马永德摇了摇头,说:“没看见,应该是被林副所开枪打跑了。”
皮衣客眉头深皱,又试着问林顺,但林顺显然已经吓的神志不清了,问了几句什么都没问出来,只一个劲的说有怪物,是红毛怪物。
“没走远,追!”
皮衣客没在白费功夫,丢下沉重的鸟铳,拿起林顺手中的枪就追了下去。
我一咬牙一跺脚也跑到王强身边,取下他腰间的手枪也急忙跟上。
有人带头,许多村民也跟在我们后面,大家分组寻找怪物的踪迹,这时候也顾不上害怕了,连公安都死了,要是再不找到那个红 生,洪村就真的没法在住人了。
绝大部分人还是把那红 生当做狼,几个人一起只要不落单,有鸟铳又狗,还真不太怕,山里人的连野猪都敢打,更不会怕一头狼了。
当然,要是他们知道那不是狼,而是一种不知道是什么东西的怪物,恐怕敢追的就寥寥无几了。
楼主 黑桃八号  发布于 2018-06-15 13:28:29 +0800 CST  

总之,整个村子都炸了锅了,连轮休的村民也从床上起来加入了寻找的队伍。
到处都是手电光乱晃,但村子太大了,不断的有人分流,再加上皮衣客走的快,后面很快就没人了,也不知道是跟丢了还是分流的太彻底。
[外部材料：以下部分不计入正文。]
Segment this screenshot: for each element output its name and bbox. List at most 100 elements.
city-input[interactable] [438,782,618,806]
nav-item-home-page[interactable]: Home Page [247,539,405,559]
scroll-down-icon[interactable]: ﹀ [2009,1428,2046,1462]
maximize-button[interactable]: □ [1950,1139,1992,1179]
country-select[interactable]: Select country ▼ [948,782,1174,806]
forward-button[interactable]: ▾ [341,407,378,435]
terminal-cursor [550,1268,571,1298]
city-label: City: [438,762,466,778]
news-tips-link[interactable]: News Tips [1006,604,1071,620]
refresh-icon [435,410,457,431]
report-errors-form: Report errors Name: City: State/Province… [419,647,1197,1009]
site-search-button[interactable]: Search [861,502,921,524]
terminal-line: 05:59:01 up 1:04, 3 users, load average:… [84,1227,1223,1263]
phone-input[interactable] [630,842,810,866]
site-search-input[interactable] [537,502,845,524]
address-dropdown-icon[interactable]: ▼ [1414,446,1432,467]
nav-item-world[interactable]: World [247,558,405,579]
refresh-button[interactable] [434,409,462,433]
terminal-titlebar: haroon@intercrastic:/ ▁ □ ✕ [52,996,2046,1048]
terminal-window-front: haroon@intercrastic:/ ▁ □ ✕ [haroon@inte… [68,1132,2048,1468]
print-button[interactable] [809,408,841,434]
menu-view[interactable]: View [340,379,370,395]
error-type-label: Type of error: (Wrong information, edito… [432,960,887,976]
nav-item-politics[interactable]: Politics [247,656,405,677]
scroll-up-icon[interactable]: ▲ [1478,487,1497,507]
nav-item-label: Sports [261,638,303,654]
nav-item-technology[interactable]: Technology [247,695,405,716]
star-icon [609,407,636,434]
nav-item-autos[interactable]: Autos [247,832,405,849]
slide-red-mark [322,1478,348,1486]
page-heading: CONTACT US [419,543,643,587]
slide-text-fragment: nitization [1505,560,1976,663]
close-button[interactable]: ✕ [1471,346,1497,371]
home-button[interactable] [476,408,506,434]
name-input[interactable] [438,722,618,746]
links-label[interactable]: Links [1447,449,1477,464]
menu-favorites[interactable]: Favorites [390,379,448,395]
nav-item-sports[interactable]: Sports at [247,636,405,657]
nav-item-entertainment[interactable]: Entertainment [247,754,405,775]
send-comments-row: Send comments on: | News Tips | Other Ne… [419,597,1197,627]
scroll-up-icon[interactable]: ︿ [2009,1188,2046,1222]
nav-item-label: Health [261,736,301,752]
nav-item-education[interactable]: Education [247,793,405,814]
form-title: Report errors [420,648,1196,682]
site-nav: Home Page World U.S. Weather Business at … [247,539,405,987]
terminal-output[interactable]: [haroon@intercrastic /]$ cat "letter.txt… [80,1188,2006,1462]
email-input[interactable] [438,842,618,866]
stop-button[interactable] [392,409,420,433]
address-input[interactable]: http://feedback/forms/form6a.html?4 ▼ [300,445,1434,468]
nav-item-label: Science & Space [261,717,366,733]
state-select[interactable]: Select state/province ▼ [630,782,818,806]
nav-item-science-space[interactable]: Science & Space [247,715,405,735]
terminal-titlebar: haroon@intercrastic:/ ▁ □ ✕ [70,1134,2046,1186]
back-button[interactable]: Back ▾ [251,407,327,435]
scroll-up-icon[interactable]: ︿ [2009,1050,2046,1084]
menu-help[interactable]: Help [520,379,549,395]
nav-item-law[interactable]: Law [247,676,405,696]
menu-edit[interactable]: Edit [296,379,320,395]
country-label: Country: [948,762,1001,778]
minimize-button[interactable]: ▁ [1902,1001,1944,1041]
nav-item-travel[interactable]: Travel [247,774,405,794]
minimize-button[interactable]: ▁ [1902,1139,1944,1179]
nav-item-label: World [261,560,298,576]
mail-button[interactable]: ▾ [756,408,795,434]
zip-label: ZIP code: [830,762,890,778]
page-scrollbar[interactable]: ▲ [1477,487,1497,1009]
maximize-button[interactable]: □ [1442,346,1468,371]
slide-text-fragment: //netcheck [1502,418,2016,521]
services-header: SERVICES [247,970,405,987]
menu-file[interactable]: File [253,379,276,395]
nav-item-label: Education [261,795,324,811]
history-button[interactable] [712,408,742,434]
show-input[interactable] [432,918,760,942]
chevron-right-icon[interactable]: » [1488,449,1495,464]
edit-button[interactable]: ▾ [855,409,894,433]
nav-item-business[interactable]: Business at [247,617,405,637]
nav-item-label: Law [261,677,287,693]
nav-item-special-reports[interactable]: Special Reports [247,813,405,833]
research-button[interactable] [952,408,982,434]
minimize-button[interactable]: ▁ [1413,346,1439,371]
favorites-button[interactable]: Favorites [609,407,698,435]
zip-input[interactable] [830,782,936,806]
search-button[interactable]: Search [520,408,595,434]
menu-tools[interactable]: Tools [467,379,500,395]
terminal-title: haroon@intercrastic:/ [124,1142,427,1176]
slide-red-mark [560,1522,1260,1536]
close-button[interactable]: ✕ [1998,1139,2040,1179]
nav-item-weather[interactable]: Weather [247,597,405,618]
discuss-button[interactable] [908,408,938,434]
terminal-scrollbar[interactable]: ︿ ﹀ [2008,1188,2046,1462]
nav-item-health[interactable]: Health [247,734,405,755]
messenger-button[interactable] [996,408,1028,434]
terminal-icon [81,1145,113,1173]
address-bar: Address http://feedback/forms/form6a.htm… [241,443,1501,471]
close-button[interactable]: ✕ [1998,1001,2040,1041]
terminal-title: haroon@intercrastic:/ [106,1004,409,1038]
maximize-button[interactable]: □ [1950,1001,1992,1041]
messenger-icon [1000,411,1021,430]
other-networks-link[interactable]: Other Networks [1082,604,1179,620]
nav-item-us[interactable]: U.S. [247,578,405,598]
皮衣客也没有要找人帮忙的意思,一路追,脚步走的好快,我紧紧跟上,可黑虎这个畜生关键时刻掉链子,跑着跑着就不知道溜哪去了。
最后只剩下我和皮衣客,一人一把手枪。
换了枪在手,我心里也镇定了一点,摸索了一下打开了保险,这玩意比只能打一发的鸟铳可强多了。
可走着走着我头皮又开始发麻,因为我们追踪的方向赫然是是洪庆生家的方向,追了片刻,那怪物的脚印真的就消失在了走向洪家的路口。
我背脊发凉,洪庆生家是我最不愿意来的地方,大白天都感觉渗得慌更何况深更半夜,要不是皮衣客在身边,我早就落荒而逃了。
皮衣客没有犹豫追了进去,很快就来到洪庆生的家门口。
我四处打量,不知道是不是错觉,一进入洪庆生家的范围内,就感觉在黑暗里有一双眼睛盯着我。
这存粹是直觉,没有任何证据,但感觉却十分的清晰。
目光不经意瞥见古井旁边,我心里不自觉的想起海梅蓉自杀当晚在井水里看见的第四张血脸,还有婴儿啼哭。
井栏处一摊暗红的痕迹,颜色在月色下显得颇为妖异,那里是洪庆生的老婆海梅蓉自杀撞死的地方。
我咽下一口唾沫,打起了退堂鼓,说:“要不,咱不进去了吧。”
没办法,我是真的怕,呀那怪物要是跑到别的地方也就罢了,可它偏偏跑到了这里,两种恐惧一叠加,都快受不了了。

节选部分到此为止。